I giovani quale esperienza di Dio cercano?

Benzi: Questa notte sono andato a dormire alle tre: fino a quell’ora sono stato in discoteca, alla "Antartica" di Cesenatico. C’erano 2.000 giovani. Ci sono tre piste; sulla pista della techno ho fatto l’incontro. Prima di andare in pista, mi sono avvicinato, ho fatto i miei giri e ho agganciato i giovani. Sono dieci anni ormai che vado nelle discoteche, vado disarmato, non ho un programma, vedo il giovane e per prima cosa lo saluto e gli dico: "Con la fede come stai?". Allora viene fuori il grido dentro, rimane stupito, desidera parlare; poi vado più in profondità. Molte volte la risposta è: "Io sono ateo". Ieri sera Marie Claire, 18 anni, mi dice di essere atea e di frequentare il liceo scientifico. Io che ho insegnato per nove anni religione in quel tipo di scuola, le parlo di Einstein. Intanto il capannello dei giovani si fa sempre più numeroso; c’è un desiderio enorme nel cuore della persona. Le racconto che Einstein dice che nell’universo c’è una intelligenza superiore al cui confronto tutte le intelligenze di tutti gli uomini, di tutti i tempi, sono assolutamente nulla; scopo della sua vita è partecipare ad una briciola di quella luce infinita. Le ho descritto il poster che amo in cui l’immagine dello scienziato è accompagnata dalla scritta che dice che lui vuole conoscere il pensiero di Dio. Alla fine del dialogo ci siamo scambiati gli indirizzi, per poter continuare.

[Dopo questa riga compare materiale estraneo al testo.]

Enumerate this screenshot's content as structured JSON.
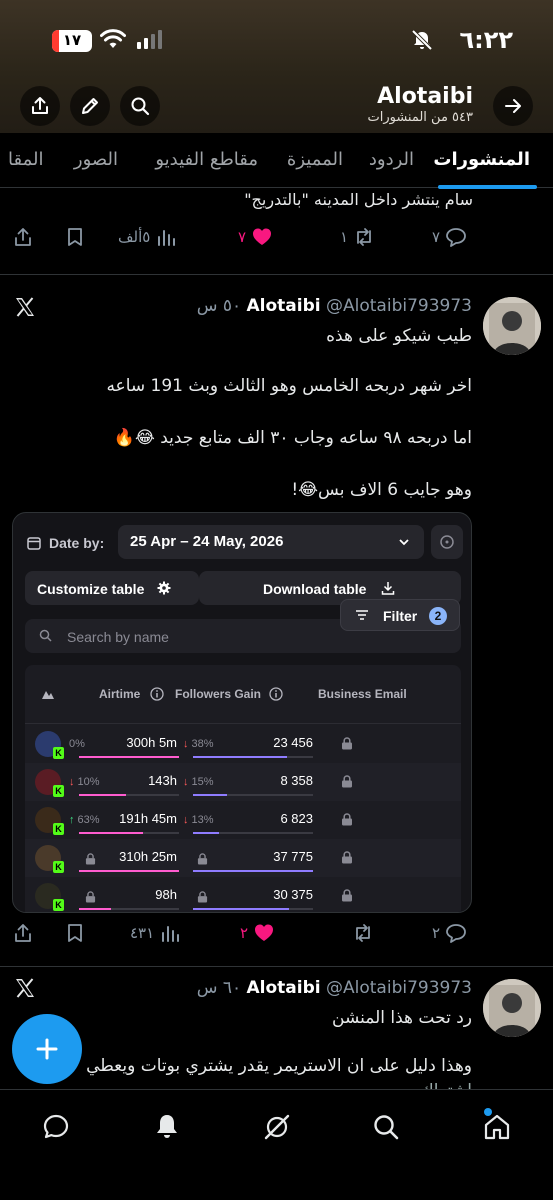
{
  "status_bar": {
    "time": "٦:٢٢",
    "battery_level": "١٧",
    "battery_fraction": 0.17
  },
  "profile": {
    "name": "Alotaibi",
    "post_count": "٥٤٣ من المنشورات"
  },
  "tabs": [
    {
      "label": "المنشورات",
      "active": true
    },
    {
      "label": "الردود",
      "active": false
    },
    {
      "label": "المميزة",
      "active": false
    },
    {
      "label": "مقاطع الفيديو",
      "active": false
    },
    {
      "label": "الصور",
      "active": false
    },
    {
      "label": "المقا",
      "active": false
    }
  ],
  "previous_post": {
    "tail_text": "سام ينتشر داخل المدينه \"بالتدريج\"",
    "replies": "٧",
    "reposts": "١",
    "likes": "٧",
    "views": "٥ألف"
  },
  "post1": {
    "author_name": "Alotaibi",
    "handle_time": "@Alotaibi793973 ٥٠ س",
    "lines": [
      "طيب شيكو على هذه",
      "اخر شهر دربحه الخامس وهو الثالث وبث 191 ساعه",
      "اما دربحه ٩٨ ساعه وجاب ٣٠ الف متابع جديد 😂🔥",
      "وهو جايب 6 الاف بس😂!"
    ],
    "replies": "٢",
    "likes": "٢",
    "views": "٤٣١"
  },
  "embedded_image": {
    "date_label": "Date by:",
    "date_range": "25 Apr – 24 May, 2026",
    "customize_label": "Customize table",
    "download_label": "Download table",
    "filter_label": "Filter",
    "filter_count": "2",
    "search_placeholder": "Search by name",
    "columns": {
      "airtime": "Airtime",
      "followers_gain": "Followers Gain",
      "business_email": "Business Email"
    },
    "rows": [
      {
        "airtime_change": "0%",
        "airtime": "300h 5m",
        "gain_change": "↓ 38%",
        "gain": "23 456",
        "airtime_fill": 1.0,
        "gain_fill": 0.78
      },
      {
        "airtime_change": "↓ 10%",
        "airtime": "143h",
        "gain_change": "↓ 15%",
        "gain": "8 358",
        "airtime_fill": 0.47,
        "gain_fill": 0.28
      },
      {
        "airtime_change": "↑ 63%",
        "airtime": "191h 45m",
        "gain_change": "↓ 13%",
        "gain": "6 823",
        "airtime_fill": 0.64,
        "gain_fill": 0.22
      },
      {
        "airtime_change": "",
        "airtime": "310h 25m",
        "gain_change": "",
        "gain": "37 775",
        "airtime_fill": 1.0,
        "gain_fill": 1.0
      },
      {
        "airtime_change": "",
        "airtime": "98h",
        "gain_change": "",
        "gain": "30 375",
        "airtime_fill": 0.32,
        "gain_fill": 0.8
      }
    ]
  },
  "post2": {
    "author_name": "Alotaibi",
    "handle_time": "@Alotaibi793973 ٦٠ س",
    "lines": [
      "رد تحت هذا المنشن",
      "وهذا دليل على ان الاستريمر يقدر يشتري بوتات ويعطي",
      "اشتراك"
    ]
  },
  "colors": {
    "accent": "#1d9bf0",
    "like": "#f91880",
    "kick_green": "#53fc18"
  }
}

Ecco, nasce così il mio rapporto con i giovani; non ho alcuna pretesa, il problema non è loro, è mio. Non ho niente di mio da dare, ho quello che Cristo mi ha dato e ci ha dato; la mia povertà è terribile e mi confesso regolarmente.

Il bisogno più profondo dei giovani è quello dell’esperienza di Dio su questa terra. Sembrerebbe impossibile, ma invece è possibile. Cosa c’è nel cuore dei giovani? Oggi è diverso dal 1968, oggi i giovani hanno bisogno di sentire che il bisogno che c’è in loro ci sia anche in te, che tu l’abbia risolto, ma che non glielo imponi, glielo proponi. Così, rimane in loro il fascino di una possibilità che c’è. Sento che c’è nel cuore dei giovani la passione per una soluzione del tutto: in tutto il loro essere cercano Dio, anche quando prendono l’ecstasy. Le domande eterne che sono nell’uomo sono sentite oggi in maniera diversa; questo significa che non puoi proporti come schema dell’altro. Per prima cosa bisogna creare la relazione, se non entri in relazione nulla di quel che dici entrerà nella testa degli altri.

Figini: Come definite la vostra esperienza: carità, assistenza, presenza?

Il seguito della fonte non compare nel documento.